Switch to Plain View
MapReduce, mail # user - Question about how to find which file takes the longest time to process and how to assign more mappers to process that particular file


+
Huanchen Zhang 2012-10-04, 22:03
Copy link to this message
-
Re: Question about how to find which file takes the longest time to process and how to assign more mappers to process that particular file
Hemanth Yamijala 2012-10-05, 04:21
Hi,

Roughly, this information will be available under the 'Hadoop map task
list' page in the Mapreduce web ui (in Hadoop-1.0, which I am assuming is
what you are using). You can reach this page by selecting the running tasks
link from the job information page. The page has a table that lists all the
tasks and under the status column tells you which part of the input is
being processed. Please note that, depending on the input format chosen, a
task may be processing a *part* of a file, and not necessary a file itself.

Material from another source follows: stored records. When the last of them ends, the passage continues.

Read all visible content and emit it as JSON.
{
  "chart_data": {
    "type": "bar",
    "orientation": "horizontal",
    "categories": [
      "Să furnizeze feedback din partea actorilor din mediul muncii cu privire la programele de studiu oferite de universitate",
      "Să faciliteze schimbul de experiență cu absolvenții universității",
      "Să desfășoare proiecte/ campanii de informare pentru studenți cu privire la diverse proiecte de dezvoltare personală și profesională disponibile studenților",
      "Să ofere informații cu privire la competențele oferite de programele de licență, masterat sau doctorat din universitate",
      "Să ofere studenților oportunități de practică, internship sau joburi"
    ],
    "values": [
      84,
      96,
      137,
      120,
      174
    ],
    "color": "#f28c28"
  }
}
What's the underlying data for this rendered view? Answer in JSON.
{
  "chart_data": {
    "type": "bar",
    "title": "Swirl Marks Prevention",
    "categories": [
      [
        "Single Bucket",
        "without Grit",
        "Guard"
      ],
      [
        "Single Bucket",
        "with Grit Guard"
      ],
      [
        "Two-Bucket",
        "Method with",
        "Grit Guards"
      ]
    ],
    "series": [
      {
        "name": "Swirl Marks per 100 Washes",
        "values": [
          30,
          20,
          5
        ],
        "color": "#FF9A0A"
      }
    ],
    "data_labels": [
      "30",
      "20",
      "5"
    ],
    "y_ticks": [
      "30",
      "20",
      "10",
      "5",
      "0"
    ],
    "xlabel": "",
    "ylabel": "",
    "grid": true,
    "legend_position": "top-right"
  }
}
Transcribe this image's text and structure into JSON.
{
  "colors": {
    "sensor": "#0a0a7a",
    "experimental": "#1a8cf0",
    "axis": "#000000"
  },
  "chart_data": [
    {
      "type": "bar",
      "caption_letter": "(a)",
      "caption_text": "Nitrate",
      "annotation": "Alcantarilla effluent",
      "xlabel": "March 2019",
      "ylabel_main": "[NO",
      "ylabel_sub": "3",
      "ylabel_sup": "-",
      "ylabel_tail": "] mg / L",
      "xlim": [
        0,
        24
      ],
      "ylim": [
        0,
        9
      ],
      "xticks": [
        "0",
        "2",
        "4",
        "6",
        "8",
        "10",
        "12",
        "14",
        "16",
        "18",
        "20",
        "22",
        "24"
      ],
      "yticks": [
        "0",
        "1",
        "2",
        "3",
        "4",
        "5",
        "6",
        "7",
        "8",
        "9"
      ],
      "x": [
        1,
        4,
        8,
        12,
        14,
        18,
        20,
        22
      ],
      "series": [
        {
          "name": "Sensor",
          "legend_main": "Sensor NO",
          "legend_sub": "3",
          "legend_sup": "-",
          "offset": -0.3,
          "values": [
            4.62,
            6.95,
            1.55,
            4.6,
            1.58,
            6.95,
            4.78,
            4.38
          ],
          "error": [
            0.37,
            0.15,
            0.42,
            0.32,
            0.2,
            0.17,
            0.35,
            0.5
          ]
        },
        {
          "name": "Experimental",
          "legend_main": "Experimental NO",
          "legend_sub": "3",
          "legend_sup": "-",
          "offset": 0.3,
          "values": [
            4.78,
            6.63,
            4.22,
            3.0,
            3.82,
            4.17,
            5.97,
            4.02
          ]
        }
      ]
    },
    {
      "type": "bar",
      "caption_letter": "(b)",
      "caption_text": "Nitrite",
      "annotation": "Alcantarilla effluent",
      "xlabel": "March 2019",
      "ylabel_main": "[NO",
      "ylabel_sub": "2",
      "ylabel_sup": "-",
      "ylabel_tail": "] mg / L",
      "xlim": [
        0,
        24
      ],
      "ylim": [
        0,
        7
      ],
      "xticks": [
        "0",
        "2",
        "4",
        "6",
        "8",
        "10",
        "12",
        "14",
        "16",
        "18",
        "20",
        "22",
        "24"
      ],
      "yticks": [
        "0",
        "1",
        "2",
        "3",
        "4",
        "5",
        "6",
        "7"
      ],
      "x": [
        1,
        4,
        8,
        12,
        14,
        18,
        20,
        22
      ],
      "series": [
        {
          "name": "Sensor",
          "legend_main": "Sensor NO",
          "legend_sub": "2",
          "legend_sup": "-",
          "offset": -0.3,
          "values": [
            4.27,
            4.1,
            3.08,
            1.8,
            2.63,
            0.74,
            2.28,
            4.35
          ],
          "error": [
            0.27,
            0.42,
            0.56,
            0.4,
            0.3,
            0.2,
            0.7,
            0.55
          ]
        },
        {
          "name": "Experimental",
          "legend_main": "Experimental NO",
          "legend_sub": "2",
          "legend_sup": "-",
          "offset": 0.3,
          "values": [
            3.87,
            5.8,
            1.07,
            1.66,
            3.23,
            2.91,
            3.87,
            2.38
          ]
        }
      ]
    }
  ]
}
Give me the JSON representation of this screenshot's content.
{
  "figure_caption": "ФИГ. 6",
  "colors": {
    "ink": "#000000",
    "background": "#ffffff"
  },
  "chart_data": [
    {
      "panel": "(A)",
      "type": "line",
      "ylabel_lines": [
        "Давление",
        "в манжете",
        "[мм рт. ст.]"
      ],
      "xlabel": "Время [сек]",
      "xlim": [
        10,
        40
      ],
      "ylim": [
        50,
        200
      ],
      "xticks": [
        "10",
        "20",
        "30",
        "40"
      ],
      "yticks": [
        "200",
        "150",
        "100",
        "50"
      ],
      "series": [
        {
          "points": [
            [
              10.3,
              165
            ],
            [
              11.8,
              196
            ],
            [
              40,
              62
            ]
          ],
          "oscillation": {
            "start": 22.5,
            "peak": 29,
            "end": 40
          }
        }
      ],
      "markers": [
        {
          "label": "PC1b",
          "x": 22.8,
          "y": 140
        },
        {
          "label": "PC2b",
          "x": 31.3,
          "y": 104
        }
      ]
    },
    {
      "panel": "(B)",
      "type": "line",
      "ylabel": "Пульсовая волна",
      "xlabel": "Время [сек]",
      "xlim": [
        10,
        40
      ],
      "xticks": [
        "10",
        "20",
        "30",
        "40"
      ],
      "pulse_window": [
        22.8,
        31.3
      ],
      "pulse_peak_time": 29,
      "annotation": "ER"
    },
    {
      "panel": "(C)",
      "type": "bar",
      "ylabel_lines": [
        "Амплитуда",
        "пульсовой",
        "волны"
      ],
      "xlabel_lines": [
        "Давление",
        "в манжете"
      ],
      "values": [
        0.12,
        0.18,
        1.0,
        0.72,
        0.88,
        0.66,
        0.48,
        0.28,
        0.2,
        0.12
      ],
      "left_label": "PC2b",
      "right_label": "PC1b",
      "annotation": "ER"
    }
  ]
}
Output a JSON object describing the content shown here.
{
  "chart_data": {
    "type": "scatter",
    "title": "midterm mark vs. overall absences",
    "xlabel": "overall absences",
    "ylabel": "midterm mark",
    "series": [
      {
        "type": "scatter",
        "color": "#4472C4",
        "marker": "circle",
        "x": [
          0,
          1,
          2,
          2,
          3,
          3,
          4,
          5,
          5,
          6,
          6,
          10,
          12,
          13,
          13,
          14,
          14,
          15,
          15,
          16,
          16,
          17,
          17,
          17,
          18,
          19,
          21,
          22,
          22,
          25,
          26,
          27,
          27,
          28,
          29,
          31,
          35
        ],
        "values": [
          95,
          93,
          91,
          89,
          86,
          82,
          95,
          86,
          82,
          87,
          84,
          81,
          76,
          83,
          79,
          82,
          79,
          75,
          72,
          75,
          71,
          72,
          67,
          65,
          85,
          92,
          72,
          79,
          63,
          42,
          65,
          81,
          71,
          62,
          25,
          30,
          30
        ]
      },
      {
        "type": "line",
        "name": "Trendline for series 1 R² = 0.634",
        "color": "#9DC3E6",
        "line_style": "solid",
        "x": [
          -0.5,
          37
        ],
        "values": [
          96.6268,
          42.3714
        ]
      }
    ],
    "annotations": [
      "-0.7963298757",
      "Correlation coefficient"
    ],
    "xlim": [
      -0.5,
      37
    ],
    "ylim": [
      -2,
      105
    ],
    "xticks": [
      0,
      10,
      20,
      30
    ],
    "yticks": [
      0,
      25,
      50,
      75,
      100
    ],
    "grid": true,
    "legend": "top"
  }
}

Another good source of information to see why these particular tasks are
slow will be to look at the job's counters. Again these counters can be
accessed from the web ui of the task list page.

It would help more if you can provide more information - like what job
you're trying to run, the input format specified etc.

Thanks
hemanth

On Fri, Oct 5, 2012 at 3:33 AM, Huanchen Zhang <[EMAIL PROTECTED]> wrote:

> Hello,
>
> I have a question about how to find which file takes the longest time to
> process and how to assign more mappers to process that particular file.
>
> Currently, about three mapper takes about five times more time to
> complete. So, how can I detect which specific files are those three mapper
> are processing? If above if doable, how can I assign more mappers to
> process those specific files?
>
> Thank you !
>
> Best,
> Huanchen